Knocking down some of the genes extended a worm's lifespan, while knocking down others shortened it. The findings suggest a surprising possibility: the natural differences seen in ageing worms might reflect randomness in the activity of many different genes, making it look as if individuals have been exposed to knockdowns of many different genes.
"Whether a worm lives to day 8 or day 20 is down to seemingly random differences in the activity of these genes. Some worms appear to be simply lucky, in that they have the right mix of genes activated at the right time," says Dr. Matthias Eder, first author of the paper and researcher at the Centre for Genomic Regulation.
Knocking down three genes – aexr-1, nlp-28, and mak-1 – had a particularly dramatic effect on lifespan variance, reducing the range from around 8 days to just 4. Rather than prolonging the lives of all individuals uniformly, removing any one of these genes drastically increased the life expectancy of worms on the low end of the spectrum, while the life expectancies of the longest-lived worms remained more or less unchanged.
The researchers observed the same effects on healthspan, the period of life spent healthy, rather than simply how long an individual is physically alive. The researchers measured this by studying how long the worms maintain vigorous movement. Knocking down just one of the genes was enough to disproportionately improving healthy ageing in worms on the low end of the healthspan spectrum.

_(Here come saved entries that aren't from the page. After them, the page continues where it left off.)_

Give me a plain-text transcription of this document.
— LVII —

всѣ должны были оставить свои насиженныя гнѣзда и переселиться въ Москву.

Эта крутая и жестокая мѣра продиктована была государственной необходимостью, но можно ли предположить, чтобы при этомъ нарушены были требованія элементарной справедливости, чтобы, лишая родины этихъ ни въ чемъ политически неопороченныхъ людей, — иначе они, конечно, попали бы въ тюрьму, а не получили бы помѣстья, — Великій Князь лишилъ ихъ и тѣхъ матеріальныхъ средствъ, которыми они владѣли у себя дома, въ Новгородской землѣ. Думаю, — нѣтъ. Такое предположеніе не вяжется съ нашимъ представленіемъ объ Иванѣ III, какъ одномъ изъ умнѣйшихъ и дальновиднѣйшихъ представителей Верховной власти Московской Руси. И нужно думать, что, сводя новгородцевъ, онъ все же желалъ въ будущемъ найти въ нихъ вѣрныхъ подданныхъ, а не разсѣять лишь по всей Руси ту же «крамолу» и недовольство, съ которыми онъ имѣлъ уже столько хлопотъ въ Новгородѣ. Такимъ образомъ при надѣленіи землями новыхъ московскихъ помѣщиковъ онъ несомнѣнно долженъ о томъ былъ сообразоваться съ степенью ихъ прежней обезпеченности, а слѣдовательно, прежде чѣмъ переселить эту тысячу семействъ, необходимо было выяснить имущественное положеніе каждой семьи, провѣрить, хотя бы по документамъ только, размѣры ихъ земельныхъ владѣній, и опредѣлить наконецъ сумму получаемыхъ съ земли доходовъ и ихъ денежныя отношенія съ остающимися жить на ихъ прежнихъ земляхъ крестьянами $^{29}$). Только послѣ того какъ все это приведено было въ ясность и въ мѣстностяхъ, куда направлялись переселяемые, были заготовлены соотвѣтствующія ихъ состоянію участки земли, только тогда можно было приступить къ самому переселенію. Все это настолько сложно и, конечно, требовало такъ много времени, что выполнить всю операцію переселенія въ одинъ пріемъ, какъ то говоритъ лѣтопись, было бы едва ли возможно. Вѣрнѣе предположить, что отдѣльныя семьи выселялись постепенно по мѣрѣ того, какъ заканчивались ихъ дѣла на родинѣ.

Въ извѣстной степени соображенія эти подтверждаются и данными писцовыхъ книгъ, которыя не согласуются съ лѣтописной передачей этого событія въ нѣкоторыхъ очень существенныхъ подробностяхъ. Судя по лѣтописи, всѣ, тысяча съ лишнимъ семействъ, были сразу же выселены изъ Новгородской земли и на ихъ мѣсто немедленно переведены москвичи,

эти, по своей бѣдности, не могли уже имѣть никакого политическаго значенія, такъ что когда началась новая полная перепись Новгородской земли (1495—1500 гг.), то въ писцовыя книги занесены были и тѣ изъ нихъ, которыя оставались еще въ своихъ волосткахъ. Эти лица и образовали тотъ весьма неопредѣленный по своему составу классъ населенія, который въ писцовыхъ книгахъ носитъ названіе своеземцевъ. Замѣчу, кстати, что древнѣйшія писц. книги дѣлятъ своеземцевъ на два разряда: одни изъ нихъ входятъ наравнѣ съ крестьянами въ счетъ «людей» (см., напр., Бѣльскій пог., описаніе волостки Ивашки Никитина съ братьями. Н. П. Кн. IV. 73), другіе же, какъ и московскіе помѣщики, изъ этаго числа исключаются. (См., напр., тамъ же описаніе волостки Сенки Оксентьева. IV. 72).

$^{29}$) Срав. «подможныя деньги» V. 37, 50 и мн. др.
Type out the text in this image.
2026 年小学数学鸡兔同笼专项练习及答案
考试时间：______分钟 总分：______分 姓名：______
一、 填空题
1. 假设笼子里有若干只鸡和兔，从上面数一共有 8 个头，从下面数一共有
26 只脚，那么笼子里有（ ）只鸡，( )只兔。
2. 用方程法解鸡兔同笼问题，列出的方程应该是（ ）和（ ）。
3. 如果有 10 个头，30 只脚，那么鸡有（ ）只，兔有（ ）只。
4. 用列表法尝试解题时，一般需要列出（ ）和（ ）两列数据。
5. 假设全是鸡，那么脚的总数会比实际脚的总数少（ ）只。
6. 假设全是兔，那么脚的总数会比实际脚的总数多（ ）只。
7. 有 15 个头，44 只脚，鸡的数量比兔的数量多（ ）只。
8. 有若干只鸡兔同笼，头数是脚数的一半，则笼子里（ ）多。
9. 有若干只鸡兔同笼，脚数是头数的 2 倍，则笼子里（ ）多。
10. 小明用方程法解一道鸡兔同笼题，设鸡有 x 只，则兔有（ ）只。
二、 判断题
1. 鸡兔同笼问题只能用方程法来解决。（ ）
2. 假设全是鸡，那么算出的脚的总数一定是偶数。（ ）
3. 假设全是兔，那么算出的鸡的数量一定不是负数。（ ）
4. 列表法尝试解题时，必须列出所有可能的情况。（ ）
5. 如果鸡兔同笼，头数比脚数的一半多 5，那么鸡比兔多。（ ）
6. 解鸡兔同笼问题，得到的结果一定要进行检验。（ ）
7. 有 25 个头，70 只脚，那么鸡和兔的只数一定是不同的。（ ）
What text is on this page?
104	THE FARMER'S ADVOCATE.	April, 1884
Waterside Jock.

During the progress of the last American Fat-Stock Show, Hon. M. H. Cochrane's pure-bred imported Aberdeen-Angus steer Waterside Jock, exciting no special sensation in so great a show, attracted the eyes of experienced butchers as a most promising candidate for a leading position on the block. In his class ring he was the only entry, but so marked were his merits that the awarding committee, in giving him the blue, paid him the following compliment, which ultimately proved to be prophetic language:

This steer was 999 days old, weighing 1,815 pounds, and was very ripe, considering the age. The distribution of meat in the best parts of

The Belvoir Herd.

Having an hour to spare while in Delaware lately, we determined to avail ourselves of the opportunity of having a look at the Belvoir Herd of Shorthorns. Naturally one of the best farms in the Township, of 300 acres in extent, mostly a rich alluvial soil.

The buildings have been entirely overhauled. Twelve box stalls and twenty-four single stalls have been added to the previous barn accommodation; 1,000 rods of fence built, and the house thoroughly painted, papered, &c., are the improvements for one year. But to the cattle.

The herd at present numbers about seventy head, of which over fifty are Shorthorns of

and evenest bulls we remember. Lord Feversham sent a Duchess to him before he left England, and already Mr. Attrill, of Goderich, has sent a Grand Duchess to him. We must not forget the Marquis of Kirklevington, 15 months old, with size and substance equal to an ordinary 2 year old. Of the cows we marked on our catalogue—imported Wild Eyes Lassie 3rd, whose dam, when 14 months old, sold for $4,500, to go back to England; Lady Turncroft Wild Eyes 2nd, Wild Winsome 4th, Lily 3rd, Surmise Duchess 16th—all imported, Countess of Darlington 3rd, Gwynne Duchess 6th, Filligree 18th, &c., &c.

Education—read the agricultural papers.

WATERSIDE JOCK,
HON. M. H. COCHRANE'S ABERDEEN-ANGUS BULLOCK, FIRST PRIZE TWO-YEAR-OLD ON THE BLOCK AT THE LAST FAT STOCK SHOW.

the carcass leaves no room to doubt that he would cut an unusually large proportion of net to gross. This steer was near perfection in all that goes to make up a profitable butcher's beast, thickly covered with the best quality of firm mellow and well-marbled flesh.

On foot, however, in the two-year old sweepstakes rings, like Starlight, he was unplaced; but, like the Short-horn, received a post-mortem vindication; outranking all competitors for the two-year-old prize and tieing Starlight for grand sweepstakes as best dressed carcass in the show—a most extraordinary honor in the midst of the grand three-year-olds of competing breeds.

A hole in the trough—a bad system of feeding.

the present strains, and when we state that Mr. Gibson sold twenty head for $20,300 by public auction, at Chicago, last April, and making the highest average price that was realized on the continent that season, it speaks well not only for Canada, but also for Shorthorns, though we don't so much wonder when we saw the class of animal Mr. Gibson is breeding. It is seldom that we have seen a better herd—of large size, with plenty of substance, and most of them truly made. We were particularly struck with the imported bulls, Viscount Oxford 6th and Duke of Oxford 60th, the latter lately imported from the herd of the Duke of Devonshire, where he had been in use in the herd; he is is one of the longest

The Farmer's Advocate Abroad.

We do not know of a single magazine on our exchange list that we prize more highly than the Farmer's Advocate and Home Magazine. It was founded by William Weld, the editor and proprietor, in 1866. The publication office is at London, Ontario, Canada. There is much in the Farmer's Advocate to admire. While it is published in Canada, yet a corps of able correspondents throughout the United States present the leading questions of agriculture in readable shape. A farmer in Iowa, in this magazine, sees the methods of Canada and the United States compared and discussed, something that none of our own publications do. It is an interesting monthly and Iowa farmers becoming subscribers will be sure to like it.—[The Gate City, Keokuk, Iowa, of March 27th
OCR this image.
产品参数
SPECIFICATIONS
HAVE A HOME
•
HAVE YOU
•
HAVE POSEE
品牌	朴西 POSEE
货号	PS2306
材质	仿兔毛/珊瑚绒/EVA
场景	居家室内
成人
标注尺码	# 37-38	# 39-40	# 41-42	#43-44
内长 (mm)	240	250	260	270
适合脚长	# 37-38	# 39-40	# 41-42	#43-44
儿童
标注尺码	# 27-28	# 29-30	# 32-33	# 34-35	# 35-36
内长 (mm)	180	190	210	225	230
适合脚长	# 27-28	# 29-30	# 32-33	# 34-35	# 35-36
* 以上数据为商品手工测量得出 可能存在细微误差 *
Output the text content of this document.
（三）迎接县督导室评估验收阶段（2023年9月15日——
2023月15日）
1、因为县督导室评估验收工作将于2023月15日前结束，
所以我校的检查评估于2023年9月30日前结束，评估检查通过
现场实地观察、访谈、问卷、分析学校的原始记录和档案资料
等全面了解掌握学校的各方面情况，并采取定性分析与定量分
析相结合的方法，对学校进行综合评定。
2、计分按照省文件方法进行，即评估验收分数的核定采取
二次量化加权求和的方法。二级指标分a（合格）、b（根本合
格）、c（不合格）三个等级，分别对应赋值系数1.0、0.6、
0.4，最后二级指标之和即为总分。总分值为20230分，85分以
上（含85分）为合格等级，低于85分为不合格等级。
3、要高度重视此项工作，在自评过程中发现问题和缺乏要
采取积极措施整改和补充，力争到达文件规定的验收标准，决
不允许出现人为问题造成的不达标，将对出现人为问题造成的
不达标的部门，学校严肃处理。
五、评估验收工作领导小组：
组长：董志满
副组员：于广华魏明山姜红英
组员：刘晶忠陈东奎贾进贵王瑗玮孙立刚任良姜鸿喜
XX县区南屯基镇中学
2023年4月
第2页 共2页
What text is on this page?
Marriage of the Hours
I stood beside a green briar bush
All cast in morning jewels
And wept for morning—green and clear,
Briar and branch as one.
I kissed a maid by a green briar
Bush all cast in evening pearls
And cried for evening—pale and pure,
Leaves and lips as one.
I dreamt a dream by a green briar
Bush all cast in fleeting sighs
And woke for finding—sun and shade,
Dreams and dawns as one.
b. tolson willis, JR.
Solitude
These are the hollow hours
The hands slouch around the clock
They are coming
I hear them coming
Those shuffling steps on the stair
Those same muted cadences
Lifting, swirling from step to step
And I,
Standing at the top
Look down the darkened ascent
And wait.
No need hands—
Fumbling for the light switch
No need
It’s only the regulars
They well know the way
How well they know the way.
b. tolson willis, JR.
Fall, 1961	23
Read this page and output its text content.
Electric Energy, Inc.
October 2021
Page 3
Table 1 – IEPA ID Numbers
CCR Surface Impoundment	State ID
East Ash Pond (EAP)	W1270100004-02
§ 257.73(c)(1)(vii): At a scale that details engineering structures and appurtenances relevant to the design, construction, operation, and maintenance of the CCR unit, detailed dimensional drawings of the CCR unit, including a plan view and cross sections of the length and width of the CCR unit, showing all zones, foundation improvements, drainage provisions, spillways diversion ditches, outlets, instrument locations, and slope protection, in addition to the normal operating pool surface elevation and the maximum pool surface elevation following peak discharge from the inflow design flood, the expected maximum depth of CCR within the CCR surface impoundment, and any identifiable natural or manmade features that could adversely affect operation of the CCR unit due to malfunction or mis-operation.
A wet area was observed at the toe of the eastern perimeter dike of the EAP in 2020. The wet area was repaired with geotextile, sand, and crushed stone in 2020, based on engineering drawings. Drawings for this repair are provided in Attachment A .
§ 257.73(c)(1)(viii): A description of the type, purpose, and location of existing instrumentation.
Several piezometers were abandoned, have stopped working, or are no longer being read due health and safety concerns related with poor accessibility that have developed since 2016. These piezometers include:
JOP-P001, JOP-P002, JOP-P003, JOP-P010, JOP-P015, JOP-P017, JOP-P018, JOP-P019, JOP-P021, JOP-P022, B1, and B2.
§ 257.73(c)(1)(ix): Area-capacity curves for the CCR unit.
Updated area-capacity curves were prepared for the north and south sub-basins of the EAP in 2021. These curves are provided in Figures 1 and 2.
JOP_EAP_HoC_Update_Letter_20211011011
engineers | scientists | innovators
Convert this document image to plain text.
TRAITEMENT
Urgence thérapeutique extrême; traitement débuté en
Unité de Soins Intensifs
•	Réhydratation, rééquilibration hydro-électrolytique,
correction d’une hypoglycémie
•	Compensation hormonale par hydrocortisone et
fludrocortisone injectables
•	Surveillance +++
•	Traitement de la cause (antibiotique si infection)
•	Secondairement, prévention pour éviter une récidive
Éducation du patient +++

"This isn't about creating immortal worms, but rather making ageing a more equitable process than it currently is – a fairer game for all. In a way we've doing what doctors do, which is take worms that would die sooner than their peers and make them healthier, helping them live closer to their maximum potential life expectancy. But we're doing it by targeting basic biological mechanisms of aging, not just treating sick individuals. It's essentially making a population more homogeneous and more long lived to boot," says Dr. Nick Stroustrup, senior author of the study and Group Leader at the Centre for Genomic Regulation.
The study doesn't address why knocking down the genes doesn't seem to negatively affect the worm's health. "Several genes could interact to provide built-in redundancy after a certain age. It could also be that the genes aren't needed for individuals living in benign, safe conditions where the worms are kept in the lab. In the harsh environment of the wild, these genes might be more critical for survival. These are just some of the working theories," says Dr. Eder.
The researchers made their findings by developing a method which measures RNA molecules in different cells and tissues, combining it with the 'Lifespan Machine', a device which follows the entire lives of thousands of nematodes at once. The worms live in a petri dish housed inside the machine under the watchful eye of a scanner. The device images nematodes once per hour, gathering lots of data about their behaviour. The researchers have plans to build a similar machine to study the molecular causes of ageing in mice, which have a biology that more closely resembles that of humans.